What is ODSEF? And how is the “espace francophone” defined?
ODSEF was created in 2009 and is located at the Université Laval in Québec City. Its mission is to diffuse and promote data from population censuses in French-speaking countries and to study language-related demographic dynamics and the place of French in the world.
According to the definition established by the Organisation Internationale de la Francophonie (OIF), any person able to express himself or herself in French is “Francophone.” On this basis and using data from approximately one hundred countries, ODSEF establishes and publishes every four years an estimate of the number of Francophones in the world. For 2020 the figure is 308 million.

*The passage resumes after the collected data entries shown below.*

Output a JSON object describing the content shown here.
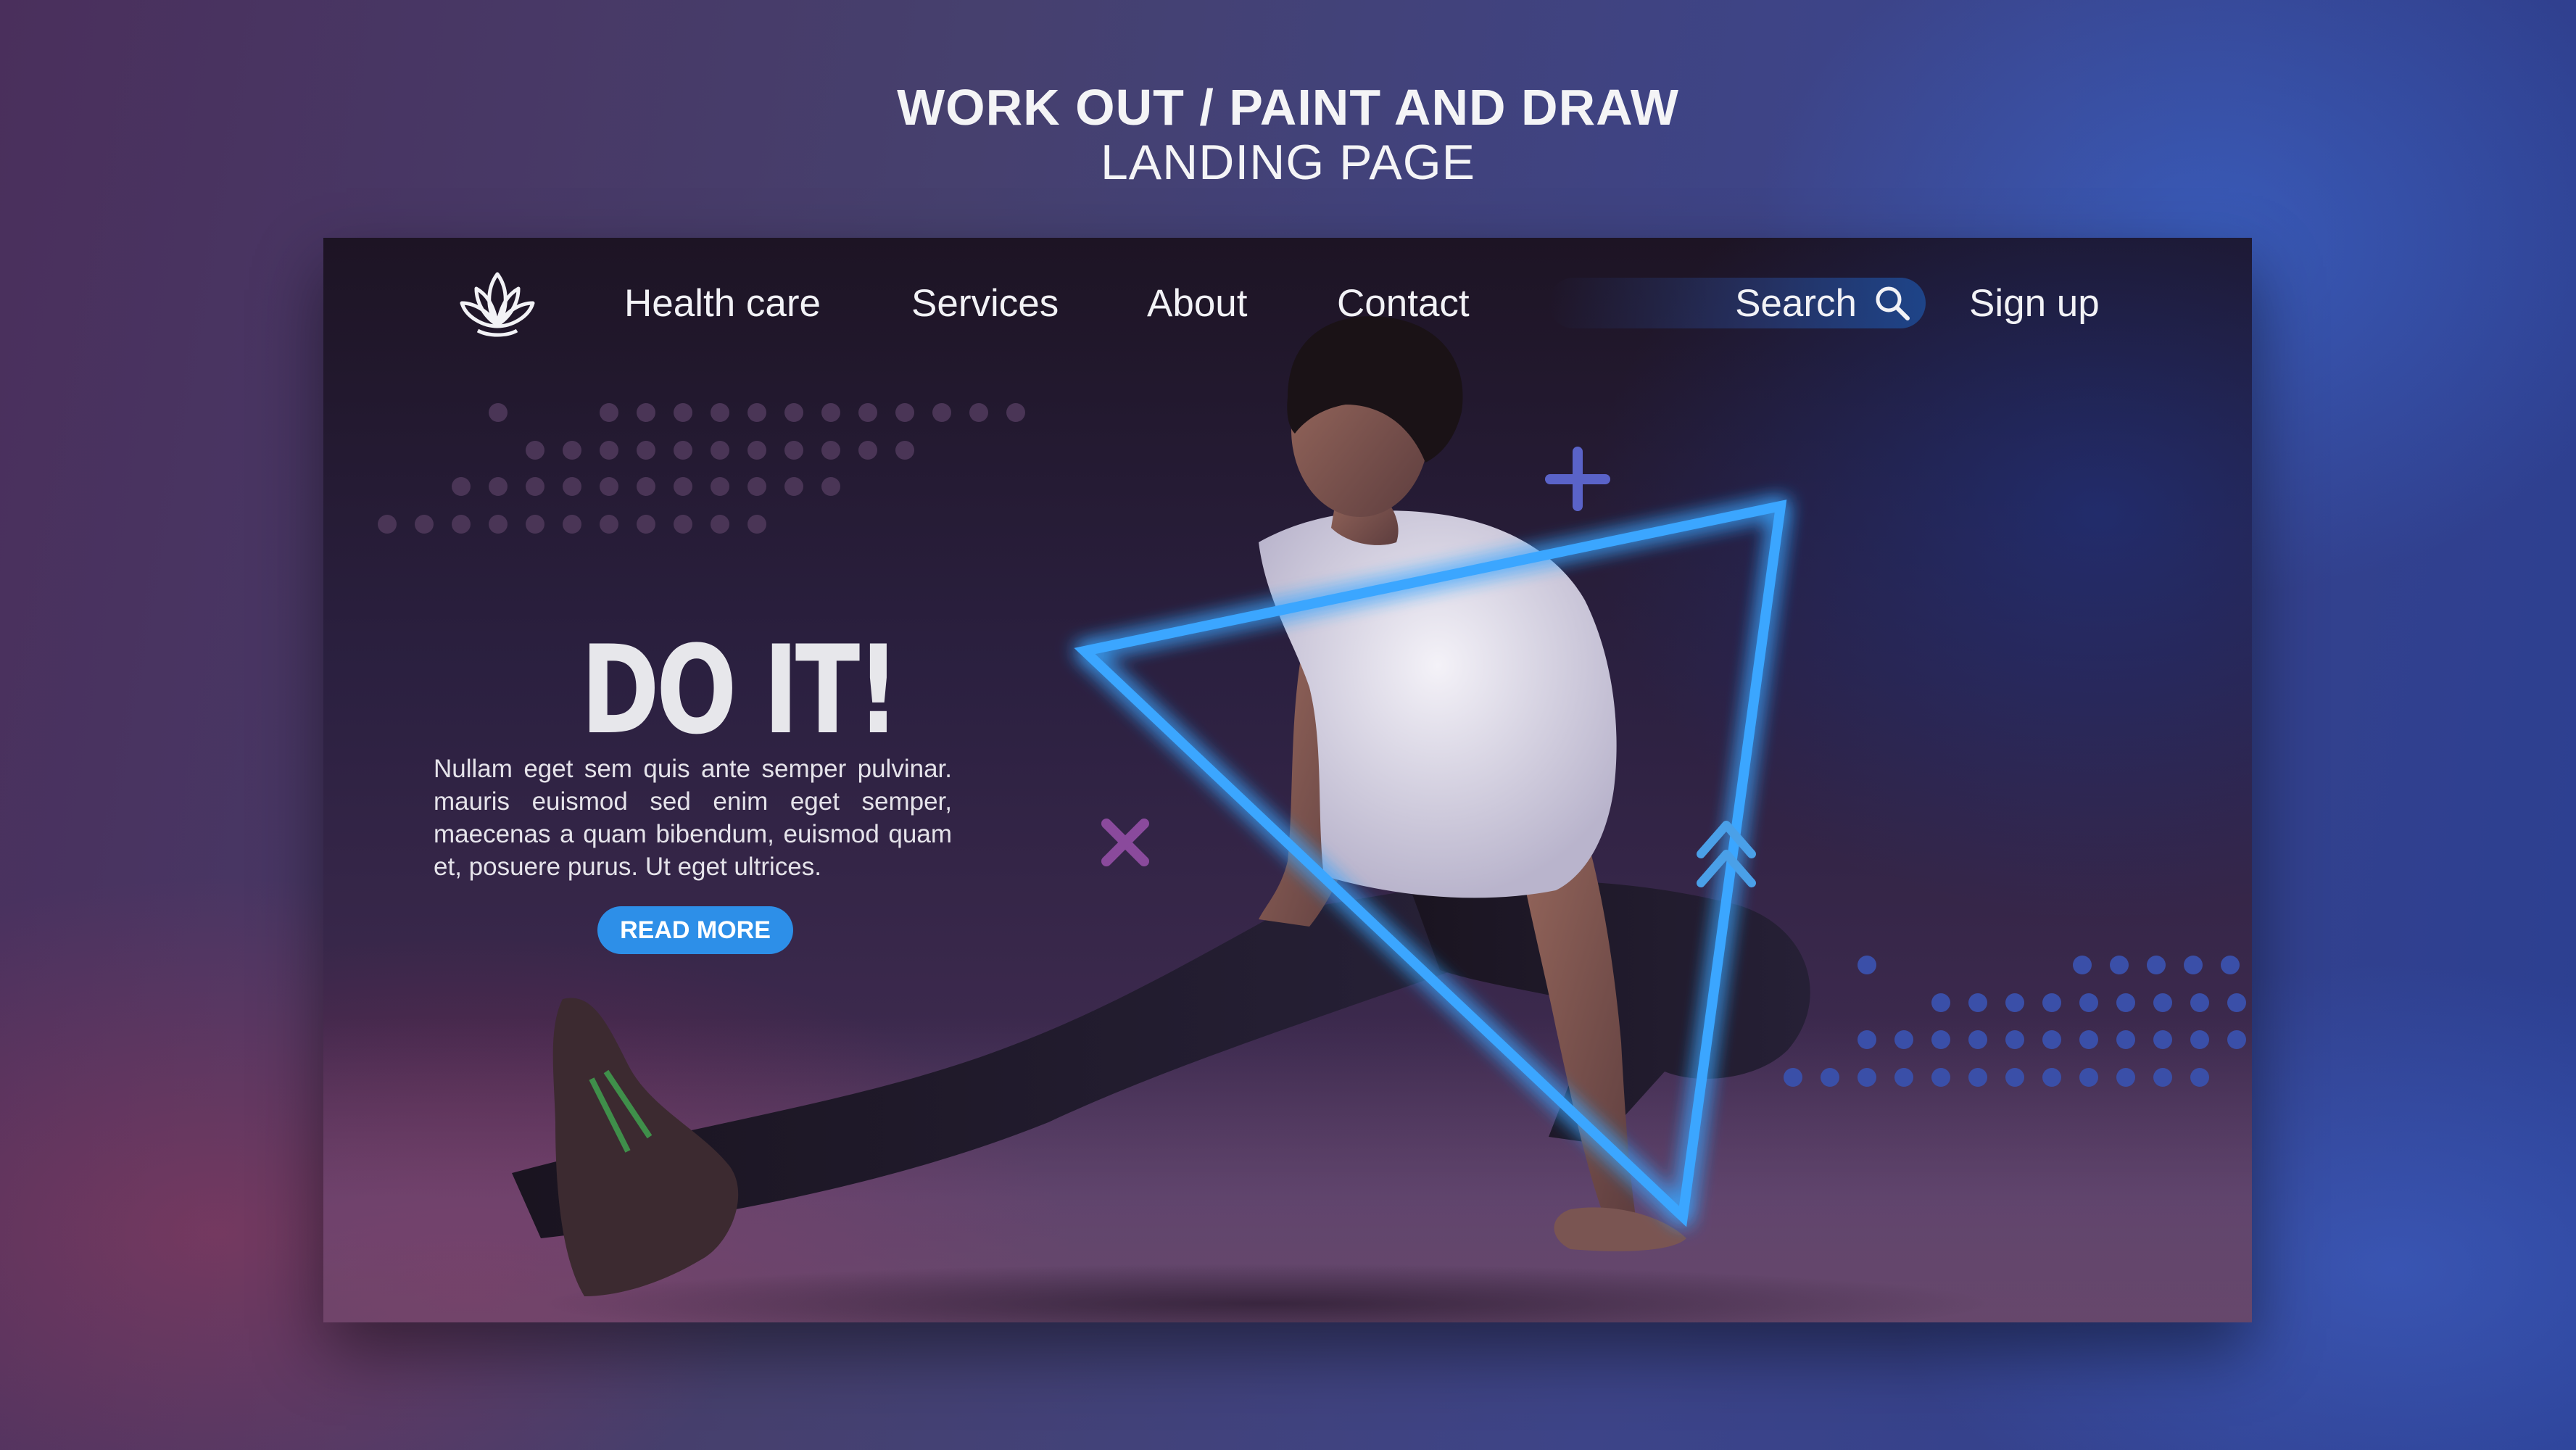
{
  "banner": {
    "line1": "WORK OUT / PAINT AND DRAW",
    "line2": "LANDING PAGE"
  },
  "nav": {
    "logo_icon": "lotus-icon",
    "links": [
      "Health care",
      "Services",
      "About",
      "Contact"
    ],
    "search_label": "Search",
    "search_icon": "search-icon",
    "signup_label": "Sign up"
  },
  "hero": {
    "title": "DO IT!",
    "body": "Nullam eget sem quis ante semper pulvinar. mauris euismod sed enim eget semper, maecenas a quam bibendum, euismod quam et, posuere purus. Ut eget ultrices.",
    "button_label": "READ MORE"
  },
  "colors": {
    "accent": "#2d8fe8",
    "neon": "#3aa6ff",
    "dots_left": "#4a3556",
    "dots_right": "#3a4fa8"
  }
}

Of that number, and following a stricter definition, 242 million are said to “live in French”: these are individuals who speak French with each other on a daily basis or who reside for the most part in a country where French has the status of an official language. Ten years ago, their number stood at 199 million. According to our observations, the core of the French-speaking world has shifted, as 91% of that increase of 43 million francophones is accounted for by inhabitants of Africa/Africans, this in turn due both to demographic growth on the African continent and to investments in education in the relevant African countries, where teaching is in French.
What we call the espace francophone (Francophone space) is constantly changing, becoming increasingly multilingual, as reflected by the composition of the AIDELF committee itself: French is not the native language of some of its members. This is an enriching environment for the French language, which is undergoing changes—a clear indication that the French-speaking world is a diverse, plural one. It is estimated that the number of Francophones in the broader sense will continue to rise in the coming years, reaching between 500 and 800 million by 2070.